Entre interrogations et espoir après le voyage en Turquie
Le pape actuel est trop instruit et trop fin théologien pour méconnaître le concept de « Jihad » et son sens fondamental, de même que la place des Gens du Livre dans la foi et l’histoire musulmanes, pour se hasarder sur le terrain glissant de la place de la raison dans les croyances, et pour se tromper d’époque!

Sommes-nous en train de nous éloigner des avancées du concile Vatican II et des fruits des rencontres d’Assise? Devons-nous nous résoudre à considérer, avec George W. Bush, que l’esprit et le temps des croisades ne sont pas morts ? Et nous résigner à l’opportune fatalité d’un choc des civilisations?

Quelques jours avant son arrivée en Turquie, le Saint-Père s’est même permis de récidiver alors qu’il tentait de s’expliquer depuis le mois de septembre en atténuant la portée de ses propos de Ratisbonne, réaffirmant sa volonté de dialoguer avec l’Islam et les musulmans, avec ouverture …et « fermeté »! Dès lors, se rendait-il en Turquie en se plaçant sur le registre du dialogue ou sur celui de la négociation entre protagonistes?

Si ce voyage en Turquie aura donné à Benoît XVI l’opportunité de mettre quelques pendules à l’heure, tant pour l’œcuménisme que pour les relations avec l’Islam, les mises au point et les vœux de rapprochement, tous en nuances et en petites avancées comme dans une partie d’échecs, laissent des préoccupations en suspens : assistons-nous à une mise en scène bien réfléchie relevant de manœuvres vaticanes?
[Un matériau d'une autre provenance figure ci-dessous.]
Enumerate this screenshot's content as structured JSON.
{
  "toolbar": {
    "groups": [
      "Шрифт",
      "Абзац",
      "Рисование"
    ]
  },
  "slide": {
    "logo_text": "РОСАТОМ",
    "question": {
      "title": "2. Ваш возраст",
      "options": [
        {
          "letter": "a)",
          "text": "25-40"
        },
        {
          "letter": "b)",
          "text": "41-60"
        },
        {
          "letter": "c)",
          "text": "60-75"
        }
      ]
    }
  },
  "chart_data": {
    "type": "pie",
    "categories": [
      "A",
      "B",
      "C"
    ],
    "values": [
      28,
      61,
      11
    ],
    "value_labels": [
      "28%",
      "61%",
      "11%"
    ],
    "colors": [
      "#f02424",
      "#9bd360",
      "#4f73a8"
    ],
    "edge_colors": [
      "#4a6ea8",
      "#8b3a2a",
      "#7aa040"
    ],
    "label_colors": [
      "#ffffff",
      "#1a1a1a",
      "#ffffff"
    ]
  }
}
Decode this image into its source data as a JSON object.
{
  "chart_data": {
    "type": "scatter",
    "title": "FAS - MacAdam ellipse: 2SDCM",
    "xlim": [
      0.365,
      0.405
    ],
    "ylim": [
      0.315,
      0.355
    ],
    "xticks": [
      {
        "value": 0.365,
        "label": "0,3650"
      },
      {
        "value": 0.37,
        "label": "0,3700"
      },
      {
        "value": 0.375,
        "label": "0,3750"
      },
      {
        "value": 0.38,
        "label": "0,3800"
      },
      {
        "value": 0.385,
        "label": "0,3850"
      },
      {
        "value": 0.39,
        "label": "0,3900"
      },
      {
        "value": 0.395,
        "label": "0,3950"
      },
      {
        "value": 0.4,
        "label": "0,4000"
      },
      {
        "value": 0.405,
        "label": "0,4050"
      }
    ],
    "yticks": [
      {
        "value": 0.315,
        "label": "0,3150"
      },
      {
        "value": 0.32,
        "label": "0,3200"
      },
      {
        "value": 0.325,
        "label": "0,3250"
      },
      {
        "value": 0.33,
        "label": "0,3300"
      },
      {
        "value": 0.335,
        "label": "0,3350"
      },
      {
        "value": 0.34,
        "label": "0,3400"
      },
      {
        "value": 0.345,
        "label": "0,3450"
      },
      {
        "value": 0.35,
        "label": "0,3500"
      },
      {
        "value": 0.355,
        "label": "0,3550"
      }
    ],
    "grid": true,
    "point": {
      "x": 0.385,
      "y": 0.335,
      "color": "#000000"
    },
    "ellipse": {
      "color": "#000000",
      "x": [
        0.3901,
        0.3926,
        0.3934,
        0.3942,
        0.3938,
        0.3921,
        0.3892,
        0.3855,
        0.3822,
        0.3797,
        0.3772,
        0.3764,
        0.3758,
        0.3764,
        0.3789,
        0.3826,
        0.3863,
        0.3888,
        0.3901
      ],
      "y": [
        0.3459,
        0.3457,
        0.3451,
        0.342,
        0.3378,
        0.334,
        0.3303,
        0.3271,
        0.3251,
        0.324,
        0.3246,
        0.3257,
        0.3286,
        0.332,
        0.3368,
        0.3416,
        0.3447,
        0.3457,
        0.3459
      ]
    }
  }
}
Ou au dur et pénible apprentissage du double métier de pape et de chef d’État? Dieu seul le sait et l’avenir nous le dira. Présumons néanmoins de la bonne foi du pontife.

Qu’il nous soit finalement permis de regretter que Benoît XVI ait manqué une occasion en or, à Byzance/Constantinople/Istanbul, de relancer à la fois son pontificat et la volonté de l’Église d’œuvrer à la paix mondiale. En s’investissant de la puissance symbolique de l’institution qu’il incarne, il aurait pu et dû lancer solennellement un Appel historique de paix et de solidarité humaines à la mesure des incertitudes et des urgences de ce début de siècle, ce qui aurait certainement contribué à ébranler les tentations guerrières et les dérives qui, dans le confort et l’indifférence, rongent notre monde.

Gardons cependant espoir vis-à-vis du Saint-Père et du Vatican tout en nous rappelant tout de même que le dialogue interreligieux ne se vit pas seulement et forcément à un niveau institutionnel élevé. Dieu merci, il se cultive aussi et surtout entre croyants, au sein de petits groupes, et entre individus porteurs de visions différentes du monde – y compris agnostiques et athées – au jour le jour et sans en porter le nom : dans les milieux de travail, avec le voisinage, au hasard des rencontres, dans le respect et l’ouverture à l’autre qui, dans le Coran, la tradition du prophète Mohamed et l’histoire musulmane, sont des obligations de foi entre fils d’Abraham, et plus encore entre descendants d’Adam et Ève.

Au-delà de ce qui peut et qui doit rassembler les croyants, et en particulier de l’immensité du tronc commun monothéiste et des nombreux dénominateurs rassembleurs, il reste les défis que l’humanité a devant elle avec acuité et urgence : pauvreté, inégalités, injustices, violence, guerres, éducation, écologie, etc. Autant d’enjeux communs qui nous interpellent sur une petite planète où nous sommes condamnés à vivre ensemble et où les hommes et femmes de foi ont la possibilité d’apporter un éclairage moral hautement nécessaire à la paix universelle.